The demand for Africa's natural resources continues to grow despite uncertainties in the global financial system. Diminishing reserves in traditional production areas combined with high commodity prices and technological innovations are driving exploration activities across the continent, resulting in the discovery of significant new gas, oil and mineral reserves. Investment flows reflect broader changes to the global economy, as BRICS and other non-traditional investors increased their footprint on the continent leading to an African 'resources boom' since 2002.
Amid the surge of interest in Africa's natural resource wealth the relationship between the state, private capital, communities and the environment is being questioned on a number of fronts. A number of African states have revisited policies on taxation, ownership, beneficiation and skills transfer in the mining sector in recent years. Various international and regional efforts have been launched to increase transparency and traceability in natural resource sectors. Co-management efforts have, with varying degrees of success, attempted to give local resource users greater say in the management of forestry and fisheries resources.
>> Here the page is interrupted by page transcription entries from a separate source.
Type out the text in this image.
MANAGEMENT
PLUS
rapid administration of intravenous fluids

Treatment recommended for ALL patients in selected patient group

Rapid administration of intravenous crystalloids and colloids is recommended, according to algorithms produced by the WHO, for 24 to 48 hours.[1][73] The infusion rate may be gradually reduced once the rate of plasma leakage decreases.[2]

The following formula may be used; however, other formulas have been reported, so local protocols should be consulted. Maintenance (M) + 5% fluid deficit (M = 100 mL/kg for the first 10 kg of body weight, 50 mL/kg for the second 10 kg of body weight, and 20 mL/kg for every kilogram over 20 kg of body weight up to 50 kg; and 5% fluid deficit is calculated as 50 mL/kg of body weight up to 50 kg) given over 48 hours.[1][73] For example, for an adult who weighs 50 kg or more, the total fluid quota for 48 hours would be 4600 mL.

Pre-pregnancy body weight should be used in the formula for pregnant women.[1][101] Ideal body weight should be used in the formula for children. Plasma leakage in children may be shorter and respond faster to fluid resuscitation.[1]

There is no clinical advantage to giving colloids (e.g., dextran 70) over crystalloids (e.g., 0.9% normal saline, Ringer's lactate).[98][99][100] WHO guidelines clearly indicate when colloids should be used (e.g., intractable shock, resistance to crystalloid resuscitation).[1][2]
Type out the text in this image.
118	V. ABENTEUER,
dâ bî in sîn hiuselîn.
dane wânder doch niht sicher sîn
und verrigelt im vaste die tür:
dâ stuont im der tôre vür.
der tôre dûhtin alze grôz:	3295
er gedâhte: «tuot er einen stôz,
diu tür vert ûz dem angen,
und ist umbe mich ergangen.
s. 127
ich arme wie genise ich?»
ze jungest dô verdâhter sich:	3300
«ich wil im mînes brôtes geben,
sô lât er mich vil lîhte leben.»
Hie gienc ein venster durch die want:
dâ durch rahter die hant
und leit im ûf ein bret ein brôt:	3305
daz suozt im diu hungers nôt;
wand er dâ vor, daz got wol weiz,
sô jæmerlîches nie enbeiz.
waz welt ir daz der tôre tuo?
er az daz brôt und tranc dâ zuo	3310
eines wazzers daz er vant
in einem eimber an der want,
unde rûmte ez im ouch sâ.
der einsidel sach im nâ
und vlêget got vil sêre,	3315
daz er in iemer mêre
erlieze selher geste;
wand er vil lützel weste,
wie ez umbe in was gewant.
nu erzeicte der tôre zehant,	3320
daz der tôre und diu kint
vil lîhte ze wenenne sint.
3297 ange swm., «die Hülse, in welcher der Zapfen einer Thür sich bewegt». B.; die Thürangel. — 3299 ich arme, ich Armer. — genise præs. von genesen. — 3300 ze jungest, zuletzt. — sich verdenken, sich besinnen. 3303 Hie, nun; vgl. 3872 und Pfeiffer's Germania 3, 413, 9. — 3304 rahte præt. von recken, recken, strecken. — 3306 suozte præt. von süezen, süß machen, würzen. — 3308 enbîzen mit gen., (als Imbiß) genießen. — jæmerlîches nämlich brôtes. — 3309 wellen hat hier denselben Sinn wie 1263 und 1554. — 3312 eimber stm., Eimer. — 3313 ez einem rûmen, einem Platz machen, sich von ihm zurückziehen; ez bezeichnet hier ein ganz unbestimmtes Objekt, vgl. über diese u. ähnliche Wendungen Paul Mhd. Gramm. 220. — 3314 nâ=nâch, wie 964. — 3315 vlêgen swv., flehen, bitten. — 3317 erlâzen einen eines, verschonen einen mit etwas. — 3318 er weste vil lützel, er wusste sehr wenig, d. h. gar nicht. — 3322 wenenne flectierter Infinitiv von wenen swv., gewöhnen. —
Despite these efforts, natural resource use will inevitably impact on the health of natural systems and on local societies that rely on these systems to support their livelihoods. Political processes and institutions are required to mediate the conflicts that arise between national and local development priorities, the competition for land and water use, and the imperatives of conservation, development and rural livelihood practices.
In this context, it is essential to explore new thinking in the field of natural resource governance, and consider how the current experiences of African states may provide lessons for a model of sustainable prosperity on the continent. Thus, it is important to explore new theory in the field of natural resources governance.